グルタミン酸は、「味の素」にもなる旨み成分として有名ですが、旨味が増すだけで健康への効果はないのでしょうか?

もし、グルタミン酸に栄養としての効果があるなら、やはり納豆をよく混ぜることは美味しくなるだけではなく、栄養的にもプラスになるといえるのでは?

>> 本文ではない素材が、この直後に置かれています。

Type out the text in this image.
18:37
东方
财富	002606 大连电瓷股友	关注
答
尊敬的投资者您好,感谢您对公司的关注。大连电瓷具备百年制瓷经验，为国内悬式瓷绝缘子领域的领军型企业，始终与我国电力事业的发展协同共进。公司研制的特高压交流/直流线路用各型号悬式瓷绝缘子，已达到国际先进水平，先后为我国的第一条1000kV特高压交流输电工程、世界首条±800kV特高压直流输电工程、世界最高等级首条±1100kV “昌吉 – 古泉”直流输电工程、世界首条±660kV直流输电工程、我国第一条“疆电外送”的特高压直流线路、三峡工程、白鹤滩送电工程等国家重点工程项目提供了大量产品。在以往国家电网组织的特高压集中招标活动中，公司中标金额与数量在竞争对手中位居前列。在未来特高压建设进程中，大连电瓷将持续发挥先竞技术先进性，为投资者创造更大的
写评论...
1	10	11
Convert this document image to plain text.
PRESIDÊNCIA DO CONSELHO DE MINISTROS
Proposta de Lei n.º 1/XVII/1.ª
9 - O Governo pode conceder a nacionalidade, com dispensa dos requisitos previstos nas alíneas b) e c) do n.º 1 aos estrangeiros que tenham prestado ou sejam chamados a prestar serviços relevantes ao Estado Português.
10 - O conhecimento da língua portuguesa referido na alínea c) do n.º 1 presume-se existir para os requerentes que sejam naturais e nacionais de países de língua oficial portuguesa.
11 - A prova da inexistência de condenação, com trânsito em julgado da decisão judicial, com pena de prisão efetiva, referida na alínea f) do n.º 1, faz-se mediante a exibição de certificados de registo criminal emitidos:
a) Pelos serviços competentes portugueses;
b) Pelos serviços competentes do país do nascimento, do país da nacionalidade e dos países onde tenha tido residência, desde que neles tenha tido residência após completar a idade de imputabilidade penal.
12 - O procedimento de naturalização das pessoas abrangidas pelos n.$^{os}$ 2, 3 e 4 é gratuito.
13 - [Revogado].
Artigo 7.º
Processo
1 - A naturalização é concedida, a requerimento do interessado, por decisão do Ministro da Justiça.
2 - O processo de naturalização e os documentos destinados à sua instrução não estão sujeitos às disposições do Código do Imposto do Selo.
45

そこで調べてみたら、やはりグルタミン酸にも栄養としての効果がありました!

グルタミン酸は、体内でも作れる非必須アミノ酸の一種として、筋肉や免疫力をアップするタンパク質を構成します。
そして、グルタミン酸には次のような効果があるといわれます。

グルタミン酸の効果

  • 脳の働きを活性化
  • アンモニアの解毒と利尿作用
  • 肌を健康にする
  • 脂肪の蓄積を抑える
  • 血圧を下げる

この他にも、グルタミン酸の旨みが食欲を刺激しますので胃液の分泌が盛んになり消化が良くなるという作用も。

グルタミン酸は身近な食品に多く含まれており基本的に不足する心配がありません。
納豆をしっかり混ぜてグルタミン酸が増えたとしても、さらに上乗せするだけかもしれませんが、それでもやはり栄養的にプラスはプラスですよね。

納豆の栄養と効果!納豆は究極の健康食品です!

2017.10.17

まとめ

納豆の混ぜる回数によって、納豆に含まれるビタミンや、納豆特有の栄養素ナットウキナーゼが増えるということはありませんが、納豆はよく混ぜることで旨み成分であるグルタミン酸と甘み成分が溶け出て、おいしさが増します。
混ぜる順番としては、最初は納豆だけでしっかりと混ぜて、ある程度まとまりが出てきたら醤油・タレを加えてさらに混ぜて、最後に薬味と辛子を加えます。

しかし、混ぜることで増えるグルタミン酸にも血圧を下げるなど、健康に良い作用もあります。

いずれにせよ、納豆はしっかり混ぜて食べることでメリットが大きいといえますね。